In telegrams such as the ones dated September 8th, September 11th and October 11th of 1864, Lincoln's communicative efforts in family affairs is clear. Uncertain of Mrs. Lincoln receiving his first telegram to Vermont, he followed up three days later to report to his wife (now in NY) the updates of his health, their son Tad's goats, the death of a family friend and the travel of eldest son, Robert. A month later Lincoln reached out to Robert about their concern for his well-being and expressed his paternal instinct by planning to visit rather than depend on the communication that has helped he and the Union so much throughout the war. This observation is incredibly minute but highly indicative of the person Lincoln strived to be: involved.
The legacy of Abraham Lincoln is one that people only dream of. He led a divided nation through a civil war and is credited with dismantling the institution of slavery. Yet, what few people realize is, some scholars have diagnosed him with depression. The National Alliance on Mental Illness (NAMI) even uses him as a motivational story to encourage others who battle the disease today. In an interview, Joshua Shenk, author of Lincoln's Melancholy argues that Lincoln's battles with depression made him one of the best government officials (Cohen). Understanding that modern scholars believe the President Lincoln suffered from clinical depression changes the way one thinks about him. No where in this collection of telegrams does one find any sign of the magnitude of his mental health. Granted, they are short messages, it is impressive that if the diagnosis be correct, that Lincoln was able to exert power in an effective manner while still, in most cases, retain a sense of respect for the recipients.

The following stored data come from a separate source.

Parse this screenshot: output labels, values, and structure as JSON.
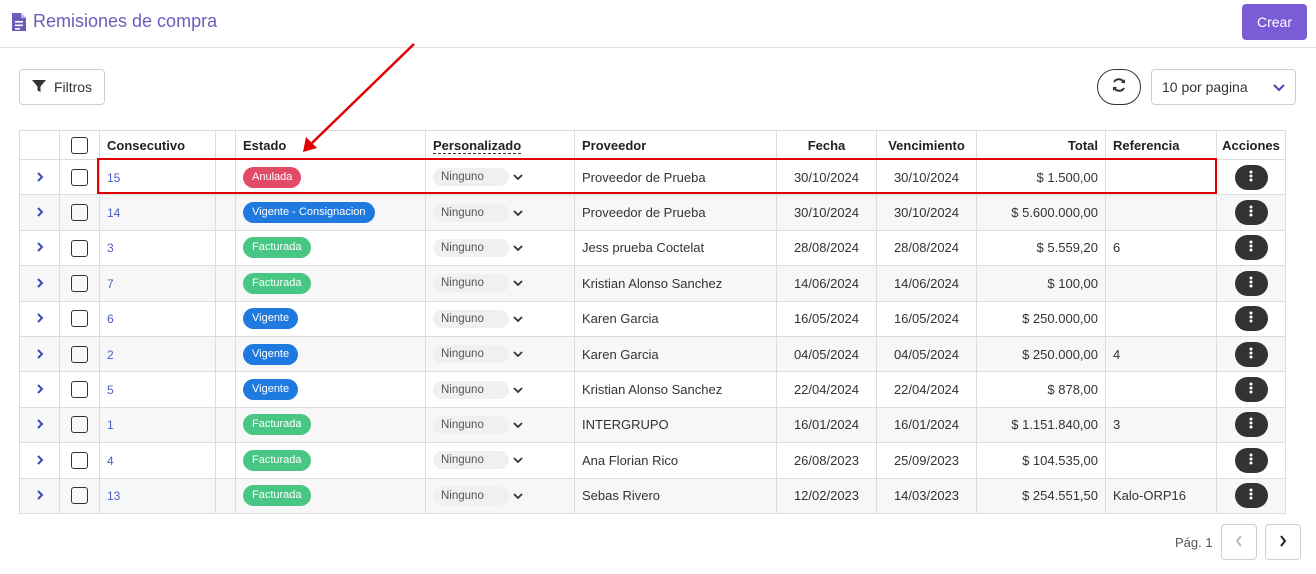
{
  "header": {
    "title": "Remisiones de compra",
    "create_label": "Crear"
  },
  "toolbar": {
    "filters_label": "Filtros",
    "per_page_label": "10 por pagina"
  },
  "table": {
    "columns": [
      "Consecutivo",
      "Estado",
      "Personalizado",
      "Proveedor",
      "Fecha",
      "Vencimiento",
      "Total",
      "Referencia",
      "Acciones"
    ],
    "rows": [
      {
        "consecutivo": "15",
        "estado": "Anulada",
        "estado_type": "anulada",
        "personalizado": "Ninguno",
        "proveedor": "Proveedor de Prueba",
        "fecha": "30/10/2024",
        "vencimiento": "30/10/2024",
        "total": "$ 1.500,00",
        "referencia": ""
      },
      {
        "consecutivo": "14",
        "estado": "Vigente - Consignacion",
        "estado_type": "vigente",
        "personalizado": "Ninguno",
        "proveedor": "Proveedor de Prueba",
        "fecha": "30/10/2024",
        "vencimiento": "30/10/2024",
        "total": "$ 5.600.000,00",
        "referencia": ""
      },
      {
        "consecutivo": "3",
        "estado": "Facturada",
        "estado_type": "facturada",
        "personalizado": "Ninguno",
        "proveedor": "Jess prueba Coctelat",
        "fecha": "28/08/2024",
        "vencimiento": "28/08/2024",
        "total": "$ 5.559,20",
        "referencia": "6"
      },
      {
        "consecutivo": "7",
        "estado": "Facturada",
        "estado_type": "facturada",
        "personalizado": "Ninguno",
        "proveedor": "Kristian Alonso Sanchez",
        "fecha": "14/06/2024",
        "vencimiento": "14/06/2024",
        "total": "$ 100,00",
        "referencia": ""
      },
      {
        "consecutivo": "6",
        "estado": "Vigente",
        "estado_type": "vigente",
        "personalizado": "Ninguno",
        "proveedor": "Karen Garcia",
        "fecha": "16/05/2024",
        "vencimiento": "16/05/2024",
        "total": "$ 250.000,00",
        "referencia": ""
      },
      {
        "consecutivo": "2",
        "estado": "Vigente",
        "estado_type": "vigente",
        "personalizado": "Ninguno",
        "proveedor": "Karen Garcia",
        "fecha": "04/05/2024",
        "vencimiento": "04/05/2024",
        "total": "$ 250.000,00",
        "referencia": "4"
      },
      {
        "consecutivo": "5",
        "estado": "Vigente",
        "estado_type": "vigente",
        "personalizado": "Ninguno",
        "proveedor": "Kristian Alonso Sanchez",
        "fecha": "22/04/2024",
        "vencimiento": "22/04/2024",
        "total": "$ 878,00",
        "referencia": ""
      },
      {
        "consecutivo": "1",
        "estado": "Facturada",
        "estado_type": "facturada",
        "personalizado": "Ninguno",
        "proveedor": "INTERGRUPO",
        "fecha": "16/01/2024",
        "vencimiento": "16/01/2024",
        "total": "$ 1.151.840,00",
        "referencia": "3"
      },
      {
        "consecutivo": "4",
        "estado": "Facturada",
        "estado_type": "facturada",
        "personalizado": "Ninguno",
        "proveedor": "Ana Florian Rico",
        "fecha": "26/08/2023",
        "vencimiento": "25/09/2023",
        "total": "$ 104.535,00",
        "referencia": ""
      },
      {
        "consecutivo": "13",
        "estado": "Facturada",
        "estado_type": "facturada",
        "personalizado": "Ninguno",
        "proveedor": "Sebas Rivero",
        "fecha": "12/02/2023",
        "vencimiento": "14/03/2023",
        "total": "$ 254.551,50",
        "referencia": "Kalo-ORP16"
      }
    ]
  },
  "pagination": {
    "page_label": "Pág. 1"
  },
  "icons": {
    "title": "document-icon",
    "filter": "filter-icon",
    "refresh": "refresh-icon",
    "per_page": "chevron-down-icon",
    "row_expand": "chevron-right-icon",
    "row_actions": "kebab-icon",
    "prev": "chevron-left-icon",
    "next": "chevron-right-icon"
  },
  "colors": {
    "accent": "#7a5cd6",
    "title": "#6f5bb8",
    "anulada": "#e34a67",
    "vigente": "#1f7ae0",
    "facturada": "#48c684",
    "annotation": "#e00000"
  }
}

No matter the topic discussed or the role Lincoln played in each individual telegram, his dedication and consistency are irrefutable. Although some in-depth analyses of Lincoln's writing may reveal depression and other unappealing qualities overtime, this analysis proves that Lincoln maintained order and control in a time of disparity. Furthermore, his goals as president were too great to be achieved in one term and he craved a second term to help propel the country out of disunity, which is most apparent in his undaunted efforts to continuously bring an end to the war while securing his reelection as President of the United States. Lincoln's unwavering ability to communicate via the telegram proved advantageous for the Union in the Civil War. Moreover, his persistent awareness, kindness and generosity demonstrated through his writing revered him as a man of great respect, authority and leadership. At times, Lincoln revealed human-like symptoms of frustration, fear and uncertainty in his writing. However, with distance and countless responsibilities separating him from his family and blatantly different opinions dividing the nation, President Lincoln failed to surrender. In a time of absolute chaos, two-term President Abraham Lincoln prevailed as a political, economic and social reformer committed to restoring the United States of America.